Il est des livres comme des fleurs rencontrées sur les sentiers de montagne,
on les garde pour toujours entre deux pages de carnet intime. Rosa candida
est une petite rose simple mais ses huit pétales en font une fleur rare
et remarquable dont le parfum entre en douce dans l'anthologie secrète
de nos livres chéris.
Le charme opère dès la couverture, attendrissante comme un retour
sur un passé heureux. Les cercles "psychédéliques",
motif tournoyant des papiers peints et des tissus des années soixante,
ramènent à la surface les idéaux de nos adolescences puis,
le nom de l'auteur, difficile à déchiffrer, le Z de la maison
d'édition comme la signature d'un justicier masqué, évoquent
l'enfance. Les ronds se brouillent : on entre dans le récit d'Arnljotur
Thorir, pèlerin moderne, nouveau Candide, héros d'un conte de
fée à l'envers.
Un jeune homme quitte son pays, un champ de lave où "on ne peut
pas cultiver grand-chose" pour remettre en état une ancienne roseraie,
quelque part sur le vieux continent. Sa mère vient de mourir mais elle
a transmis, à son fils, dans la serre jouxtant leur maison, sa passion
pour le jardinage. "Et à la fin, tout se mit à pousser
dans le jardin de maman, tout croissait entre ses mains. Petit à petit,
le lopin de terre se transforma en jardin enchanté
" Arnljotur
quitte donc son vieux père, son frère jumeau autiste et s'envole
vers une nouvelle vie, n'emportant que trois plants d'une espèce de rose
"probablement le seul spécimen au monde." Il dit aussi
au revoir à Anna, la mère de sa fille de sept mois, fruit d'une
rencontre-éclair dans la fameuse serre. "La demoiselle, comme
tu dis, et moi, on n'est pas un couple et on ne l'a jamais été,
même si on a un enfant ensemble. Ça a été un accident."
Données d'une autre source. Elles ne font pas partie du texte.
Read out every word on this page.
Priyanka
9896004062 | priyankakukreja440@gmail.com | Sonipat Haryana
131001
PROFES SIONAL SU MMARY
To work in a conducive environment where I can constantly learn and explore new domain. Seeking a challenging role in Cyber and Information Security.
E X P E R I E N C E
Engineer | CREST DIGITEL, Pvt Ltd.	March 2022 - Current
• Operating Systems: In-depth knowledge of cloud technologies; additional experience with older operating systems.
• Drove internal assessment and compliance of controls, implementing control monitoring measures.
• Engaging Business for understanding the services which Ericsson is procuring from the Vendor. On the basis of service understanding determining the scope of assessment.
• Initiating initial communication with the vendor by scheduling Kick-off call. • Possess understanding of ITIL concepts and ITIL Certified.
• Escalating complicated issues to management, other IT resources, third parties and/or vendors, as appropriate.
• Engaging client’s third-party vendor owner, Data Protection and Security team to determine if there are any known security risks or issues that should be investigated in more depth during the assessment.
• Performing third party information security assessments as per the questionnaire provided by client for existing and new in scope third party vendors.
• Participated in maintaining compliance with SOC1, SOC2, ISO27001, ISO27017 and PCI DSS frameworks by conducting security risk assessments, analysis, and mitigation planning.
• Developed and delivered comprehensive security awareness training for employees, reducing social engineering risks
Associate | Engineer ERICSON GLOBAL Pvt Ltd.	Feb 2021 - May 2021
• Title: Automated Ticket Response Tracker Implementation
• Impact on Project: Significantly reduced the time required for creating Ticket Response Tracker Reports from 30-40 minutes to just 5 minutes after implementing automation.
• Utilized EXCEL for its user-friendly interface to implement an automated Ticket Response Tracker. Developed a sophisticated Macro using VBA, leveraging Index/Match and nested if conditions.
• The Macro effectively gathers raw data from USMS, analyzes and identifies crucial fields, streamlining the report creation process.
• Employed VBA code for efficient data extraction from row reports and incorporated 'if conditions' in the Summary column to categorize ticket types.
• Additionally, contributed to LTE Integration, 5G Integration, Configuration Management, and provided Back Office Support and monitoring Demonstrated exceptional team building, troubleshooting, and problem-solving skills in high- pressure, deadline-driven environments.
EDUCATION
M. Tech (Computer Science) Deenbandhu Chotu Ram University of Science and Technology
A peine arrive-t-il sur le continent qu'il s'évanouit et se retrouve
à l'hôpital. Dorloté par des mains féminines et charitables,
remis sur pied, il achète une voiture et fait "la route jusqu'au
jardin, dans le sud, en quelques jours."
Là, il s'installe au monastère où il a été
embauché comme jardinier. Frère Thomas, Pangloss moderne qui enseigne
que "la beauté est dans l'âme de celui qui regarde",
répond à ses interrogations sur la vie, la mort et "le corps"
par des séances de projections de films du monde entier. Anna débarque
dans cette vie monacale pour lui demander de garder leur fille, Flora Sol, le
temps qu'elle finisse son mémoire en génétique. (sic !)
Et c'est merveilleux de tendresse, de drôlerie, de naïveté
et de rouerie ! Le narrateur, en détricotant son histoire d'amour à
l'envers, commencer par faire un enfant pour finir par tomber amoureux de la
mère, va être tour à tour une sorte de Candide du vingt
et unième siècle, un petit Poucet psychanalysé par la forêt
et tout à la fois le Fils, le Père et le Saint Esprit de son enfant
!
Sa façon légère et grave de nous raconter ses aventures
rappelle les grands romans initiatiques du dix-huitième siècle
et la fraîcheur des contes de notre enfance. La magie du récit
tient aussi de cette lumière surnaturelle dont il est baigné.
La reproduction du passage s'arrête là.